Delegates defeated the returning measure during yesterday’s 2019 ABA Midyear Meeting by a vote of 334-88.
Language in the proposed Resolution 105 would have revised Standard 316 to require at least 75 percent of a law school’s graduates who sit for a bar examination to pass within two years of their graduation date. A similar proposal was brought before the House of Delegates in February 2017 by the ABA Section of Legal Education and Admissions to the Bar, but was ultimately rejected under scrutiny that some students, including minorities, would be overlooked.
The council addressed those concerns in November, arguing that no evidence from its data collected school-by-school supported conclusions that law schools would use a bar passage standard as a basis for diminishing its commitment to diversity. However, the measure was once again rejected due to concerns about what the change could mean for diversity in the profession.

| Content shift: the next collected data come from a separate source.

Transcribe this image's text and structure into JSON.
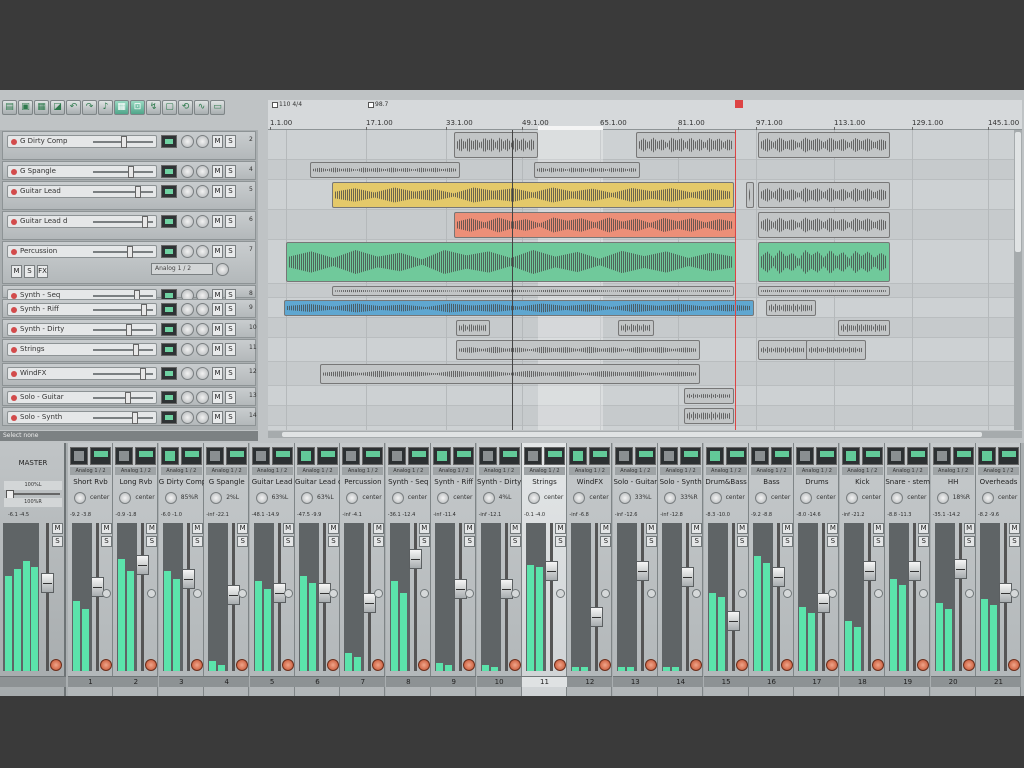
{
  "toolbar": {
    "icons": [
      "new-project-icon",
      "open-icon",
      "save-icon",
      "project-settings-icon",
      "undo-icon",
      "redo-icon",
      "metronome-icon",
      "grid-icon",
      "snap-icon",
      "ripple-icon",
      "lock-icon",
      "loop-icon",
      "envelope-icon",
      "folder-icon"
    ]
  },
  "ruler": {
    "markers": [
      {
        "label": "110 4/4"
      },
      {
        "label": "98.7"
      }
    ],
    "ticks": [
      "1.1.00",
      "17.1.00",
      "33.1.00",
      "49.1.00",
      "65.1.00",
      "81.1.00",
      "97.1.00",
      "113.1.00",
      "129.1.00",
      "145.1.00"
    ]
  },
  "tracks": [
    {
      "name": "G Dirty Comp",
      "num": "2"
    },
    {
      "name": "G Spangle",
      "num": "4"
    },
    {
      "name": "Guitar Lead",
      "num": "5"
    },
    {
      "name": "Guitar Lead d",
      "num": "6"
    },
    {
      "name": "Percussion",
      "num": "7"
    },
    {
      "name": "Synth - Seq",
      "num": "8"
    },
    {
      "name": "Synth - Riff",
      "num": "9"
    },
    {
      "name": "Synth - Dirty",
      "num": "10"
    },
    {
      "name": "Strings",
      "num": "11"
    },
    {
      "name": "WindFX",
      "num": "12"
    },
    {
      "name": "Solo - Guitar",
      "num": "13"
    },
    {
      "name": "Solo - Synth",
      "num": "14"
    }
  ],
  "percussion_extra": {
    "env_label": "Analog 1 / 2"
  },
  "status": {
    "text": "Select none"
  },
  "items_colors": {
    "gray": "#c2c5c6",
    "yellow": "#e4c96a",
    "red": "#ec8f78",
    "green": "#70c99b",
    "blue": "#5fa7d1"
  },
  "mixer": {
    "master": {
      "label": "MASTER",
      "lines": [
        "100%L",
        "100%R"
      ],
      "peaks": "-6.1 -4.5"
    },
    "strips": [
      {
        "name": "Short Rvb",
        "num": "1",
        "pan": "center",
        "route": "Analog 1 / 2"
      },
      {
        "name": "Long Rvb",
        "num": "2",
        "pan": "center",
        "route": "Analog 1 / 2"
      },
      {
        "name": "G Dirty Comp",
        "num": "3",
        "pan": "85%R",
        "route": "Analog 1 / 2"
      },
      {
        "name": "G Spangle",
        "num": "4",
        "pan": "2%L",
        "route": "Analog 1 / 2"
      },
      {
        "name": "Guitar Lead",
        "num": "5",
        "pan": "63%L",
        "route": "Analog 1 / 2"
      },
      {
        "name": "Guitar Lead d",
        "num": "6",
        "pan": "63%L",
        "route": "Analog 1 / 2"
      },
      {
        "name": "Percussion",
        "num": "7",
        "pan": "center",
        "route": "Analog 1 / 2"
      },
      {
        "name": "Synth - Seq",
        "num": "8",
        "pan": "center",
        "route": "Analog 1 / 2"
      },
      {
        "name": "Synth - Riff",
        "num": "9",
        "pan": "center",
        "route": "Analog 1 / 2"
      },
      {
        "name": "Synth - Dirty",
        "num": "10",
        "pan": "4%L",
        "route": "Analog 1 / 2"
      },
      {
        "name": "Strings",
        "num": "11",
        "pan": "center",
        "route": "Analog 1 / 2"
      },
      {
        "name": "WindFX",
        "num": "12",
        "pan": "center",
        "route": "Analog 1 / 2"
      },
      {
        "name": "Solo - Guitar",
        "num": "13",
        "pan": "33%L",
        "route": "Analog 1 / 2"
      },
      {
        "name": "Solo - Synth",
        "num": "14",
        "pan": "33%R",
        "route": "Analog 1 / 2"
      },
      {
        "name": "Drum&Bass",
        "num": "15",
        "pan": "center",
        "route": "Analog 1 / 2"
      },
      {
        "name": "Bass",
        "num": "16",
        "pan": "center",
        "route": "Analog 1 / 2"
      },
      {
        "name": "Drums",
        "num": "17",
        "pan": "center",
        "route": "Analog 1 / 2"
      },
      {
        "name": "Kick",
        "num": "18",
        "pan": "center",
        "route": "Analog 1 / 2"
      },
      {
        "name": "Snare - stem",
        "num": "19",
        "pan": "center",
        "route": "Analog 1 / 2"
      },
      {
        "name": "HH",
        "num": "20",
        "pan": "18%R",
        "route": "Analog 1 / 2"
      },
      {
        "name": "Overheads",
        "num": "21",
        "pan": "center",
        "route": "Analog 1 / 2"
      }
    ]
  }
}
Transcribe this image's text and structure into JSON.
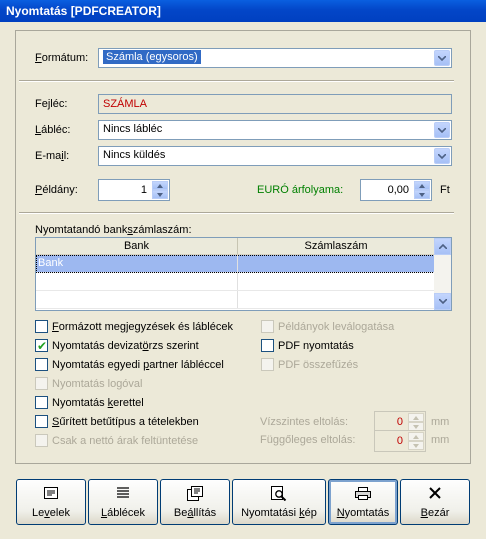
{
  "window": {
    "title": "Nyomtatás [PDFCREATOR]"
  },
  "format": {
    "label_pre": "F",
    "label_rest": "ormátum:",
    "value": "Számla (egysoros)"
  },
  "header": {
    "label_pre": "Fe",
    "label_u": "j",
    "label_rest": "léc:",
    "value": "SZÁMLA"
  },
  "footer": {
    "label_pre": "",
    "label_u": "L",
    "label_rest": "ábléc:",
    "value": "Nincs lábléc"
  },
  "email": {
    "label_pre": "E-ma",
    "label_u": "i",
    "label_rest": "l:",
    "value": "Nincs küldés"
  },
  "copies": {
    "label_pre": "",
    "label_u": "P",
    "label_rest": "éldány:",
    "value": "1"
  },
  "euro": {
    "label": "EURÓ árfolyama:",
    "value": "0,00",
    "unit": "Ft",
    "color": "#008000"
  },
  "bank_section": {
    "label_pre": "Nyomtatandó bank",
    "label_u": "s",
    "label_rest": "zámlaszám:"
  },
  "bank_table": {
    "columns": [
      "Bank",
      "Számlaszám"
    ],
    "rows": [
      [
        "Bank",
        ""
      ],
      [
        "",
        ""
      ],
      [
        "",
        ""
      ]
    ]
  },
  "checkboxes_left": [
    {
      "label_pre": "",
      "label_u": "F",
      "label_rest": "ormázott megjegyzések és láblécek",
      "checked": false,
      "enabled": true
    },
    {
      "label_pre": "Nyomtatás devizat",
      "label_u": "ö",
      "label_rest": "rzs szerint",
      "checked": true,
      "enabled": true
    },
    {
      "label_pre": "Nyomtatás egyedi ",
      "label_u": "p",
      "label_rest": "artner lábléccel",
      "checked": false,
      "enabled": true
    },
    {
      "label_pre": "Nyomtatás logóval",
      "label_u": "",
      "label_rest": "",
      "checked": false,
      "enabled": false
    },
    {
      "label_pre": "Nyomtatás ",
      "label_u": "k",
      "label_rest": "erettel",
      "checked": false,
      "enabled": true
    },
    {
      "label_pre": "",
      "label_u": "S",
      "label_rest": "űrített betűtípus a tételekben",
      "checked": false,
      "enabled": true
    },
    {
      "label_pre": "Csak a nettó árak feltüntetése",
      "label_u": "",
      "label_rest": "",
      "checked": false,
      "enabled": false
    }
  ],
  "checkboxes_right": [
    {
      "label": "Példányok leválogatása",
      "checked": false,
      "enabled": false
    },
    {
      "label": "PDF nyomtatás",
      "checked": false,
      "enabled": true
    },
    {
      "label": "PDF összefűzés",
      "checked": false,
      "enabled": false
    }
  ],
  "offset_h": {
    "label": "Vízszintes eltolás:",
    "value": "0",
    "unit": "mm"
  },
  "offset_v": {
    "label": "Függőleges eltolás:",
    "value": "0",
    "unit": "mm"
  },
  "buttons": [
    {
      "label_pre": "Le",
      "label_u": "v",
      "label_rest": "elek",
      "icon": "letter-icon"
    },
    {
      "label_pre": "",
      "label_u": "L",
      "label_rest": "áblécek",
      "icon": "lines-icon"
    },
    {
      "label_pre": "Be",
      "label_u": "á",
      "label_rest": "llítás",
      "icon": "settings-icon"
    },
    {
      "label_pre": "Nyomtatási ",
      "label_u": "k",
      "label_rest": "ép",
      "icon": "preview-icon"
    },
    {
      "label_pre": "",
      "label_u": "N",
      "label_rest": "yomtatás",
      "icon": "printer-icon"
    },
    {
      "label_pre": "",
      "label_u": "B",
      "label_rest": "ezár",
      "icon": "close-icon"
    }
  ]
}
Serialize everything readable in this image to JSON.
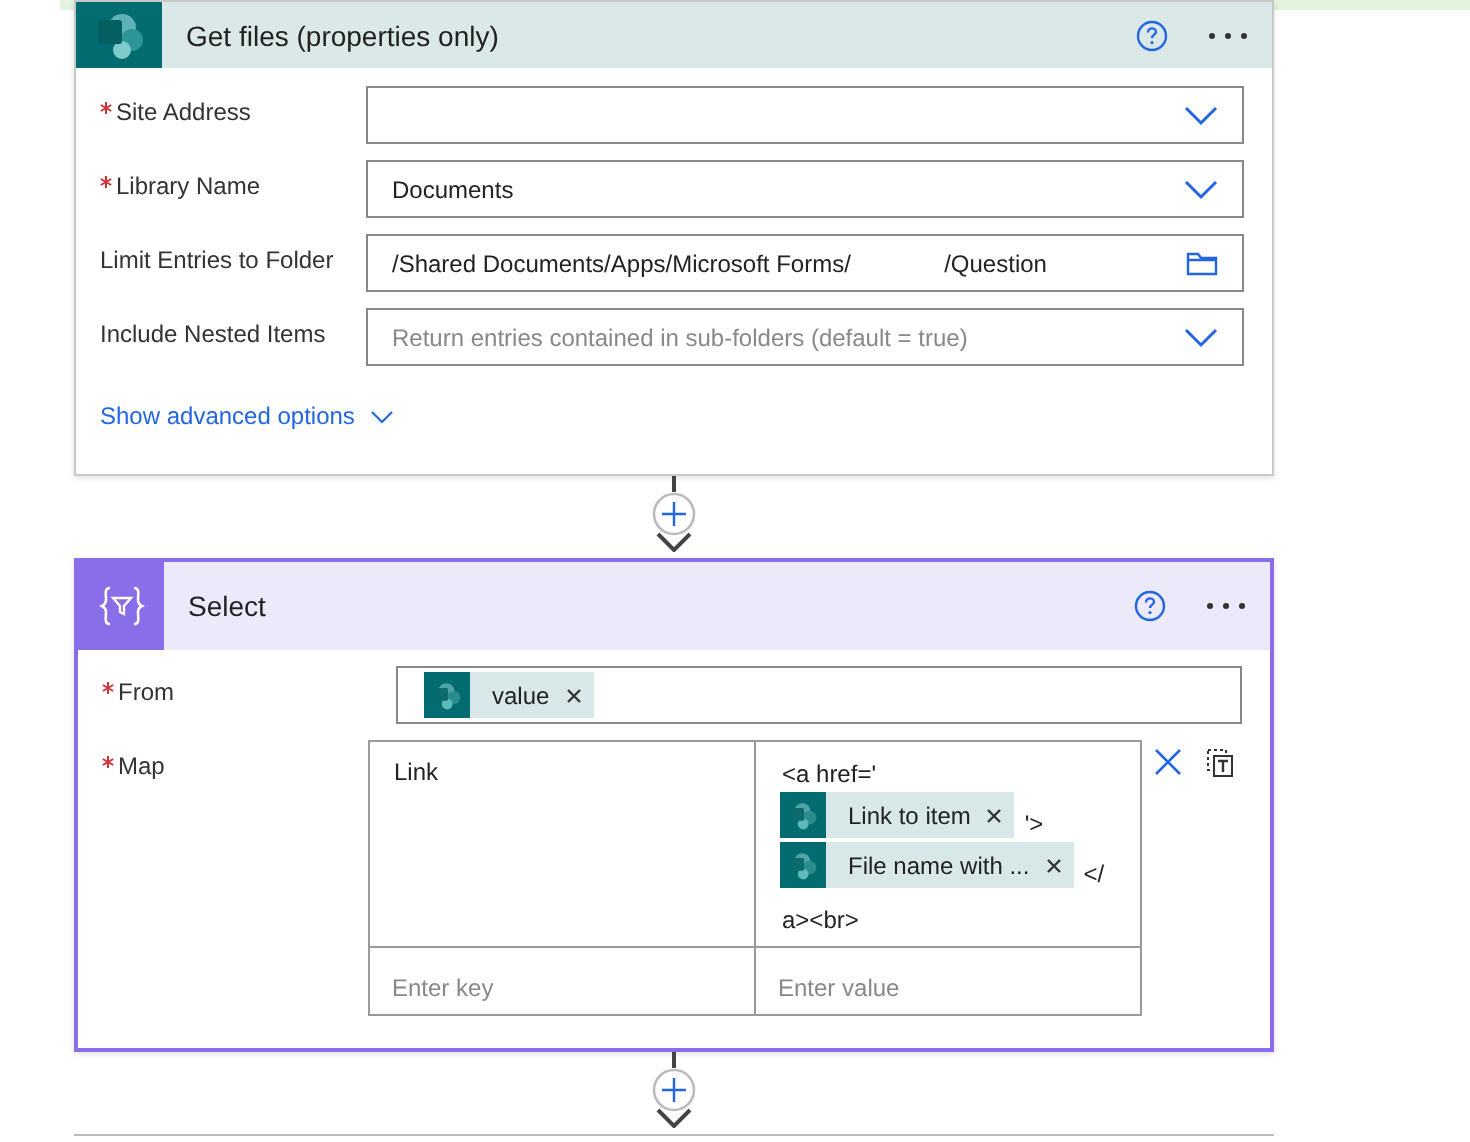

Former ABA president Paulette Brown spoke against the resolution during the meeting, cautioning that the change could hurt schools with heavy minority student bodies, the ABA reported.
After the final vote, Barry Currier, managing director for the ABA law school accreditation process, stated that under ABA rules and procedures the council could either abandon the effort to revise the standard; propose a different revision; or reaffirm and implement the changes. The council meets again Feb. 21-23.
“The council understands this is a complex matter,” Currier said, adding that it will consider a report on the concerns of the House of Delegates before making a final decision.
Under ABA procedures, the House of Delegates can review a change in ABA legal education standards twice, but the Council can enact the change without the House’s concurrence.